Rolta India to downsize as debt restructuring fails

Technology bellwether Rolata India plans to downsize operations globally and trim its workforce of 3,000 employees after the company failed to push through a Rs2,500-crore deal to divest the products and solutions business and restructure bonds to secure some financial leeway.

The company, which was ranked among the `Best 200 under a Billion’ four times in six years by Forbes Global, is expected to ask several of its employees to resign, retaining only a core team to service customers and safeguard its hi-technology assets.
Rolta, which has a total debt of around Rs8,000-10,000 crore, is learnt to have defaulted on payment of bonds - it hold bonds worth $200 million maturing in 2018 and $300 million maturing in 2019 – and sought restructuring. However, some bondholders refused to oblige and demanded upfront cash.
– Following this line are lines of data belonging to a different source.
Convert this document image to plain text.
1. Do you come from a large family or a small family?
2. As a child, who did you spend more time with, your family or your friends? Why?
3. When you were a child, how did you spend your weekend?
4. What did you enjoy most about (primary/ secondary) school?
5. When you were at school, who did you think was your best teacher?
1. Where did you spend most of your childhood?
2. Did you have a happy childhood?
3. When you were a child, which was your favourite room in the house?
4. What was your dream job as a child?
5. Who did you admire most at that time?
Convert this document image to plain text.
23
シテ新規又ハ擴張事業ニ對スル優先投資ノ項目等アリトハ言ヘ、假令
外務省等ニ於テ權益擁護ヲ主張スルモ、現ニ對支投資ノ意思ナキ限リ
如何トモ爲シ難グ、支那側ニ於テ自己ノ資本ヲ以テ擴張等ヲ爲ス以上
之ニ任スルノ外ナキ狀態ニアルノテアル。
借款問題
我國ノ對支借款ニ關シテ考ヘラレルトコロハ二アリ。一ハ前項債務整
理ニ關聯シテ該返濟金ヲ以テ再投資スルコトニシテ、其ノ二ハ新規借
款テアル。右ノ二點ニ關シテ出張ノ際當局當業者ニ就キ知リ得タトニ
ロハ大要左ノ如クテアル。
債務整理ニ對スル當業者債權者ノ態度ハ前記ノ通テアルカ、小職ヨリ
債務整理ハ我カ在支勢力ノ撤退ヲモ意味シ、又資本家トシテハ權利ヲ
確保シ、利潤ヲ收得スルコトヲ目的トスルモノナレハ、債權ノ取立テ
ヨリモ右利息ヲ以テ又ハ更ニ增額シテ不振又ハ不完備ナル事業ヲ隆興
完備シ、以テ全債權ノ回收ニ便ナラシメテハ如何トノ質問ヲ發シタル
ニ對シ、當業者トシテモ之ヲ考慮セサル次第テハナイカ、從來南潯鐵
One of the lenders, Union Bank of India, has filed a petition against the company in the Mumbai bench of the NCLT, making it one of the first major IT companies to be dragged into insolvency proceedings.
Rolta had tried to raise cash through sale of an asset worth Rs2,500 crore and has engaged likely buyers including UK-based Spectris, Germany’s ABB and Tech Mahindra. A deal could not be arrived at as some of Rolta’s domestic creditors did not give their assent, and instead, dragged the company to the NCLT for initiating insolvency proceedings.
Last month, Central Bank of India (Capital Market Service Branch) sold 970,151 shares of Rolta India Ltd through bulk deal window in NSE. The shares were dumped at a price of Rs8.88 per share.
In a letter to its employees dated 3 January, Rolta said it suffered a ‘major blow’ recently in its efforts to deleverage completely by paying off the entire debt in India and completing the bond restructuring agreement.
Rolta India, which won a Rs50,000-crore battlefield management project jointly with Bharat Electronics in 2015, claims the project, when implemented over the next 10 years, has a revenue potential of more than Rs10,000 crore. It is expecting payments from the government from 2020.
Rolta also claims to have executed projects in 40 countries and was included in the S&P Global Challengers List.
“We will downsize the present strength of Roltaites worldwide to form a core team of competent and dedicated Roltaites who will look after the various functions of the company to protect its hi-tech assets and technology, service its existing customers and enable it to come out of the current crises. All Roltaites who have already resigned will be released on or before January 31, 2019,” KK Singh, executive chairman, Rolta, said in his letter.
“During late 2017, we decided to look for disinvesting some assets consisting of our IPs and solutions which had heavy demand worldwide. From early 2018, these efforts started bearing fruits, and in fact, we received a firm Letter of Intent from a reputed international company valuing our offered products and solutions at about ?2,500 crore. At the time of closure of this transaction in first week of August, we, unfortunately, could not fulfil certain pre-conditions and, therefore, the deal fell through. This was a big blow to our efforts to deleverage the company completely by paying off all Indian debts and completing the restructuring agreement of bonds which the company had entered in mid-July 2018. As of today, our efforts on disinvestment are still on. We are also pursuing our debtors. But all this will take some time, and there is no solution for the immediate cash crunch which we are facing,” Singh further wrote in the letter.
Singh said though the promoter companies led by him have injected more than Rs500 crore, the conditions continued to deteriorate, particularly after the lenders approached the NCLT.
Rolta is a leading provider of innovative IT solutions for many vertical segments, including central and state governments, defence and homeland security, utilities, process, power, financial services, manufacturing, retail, and healthcare.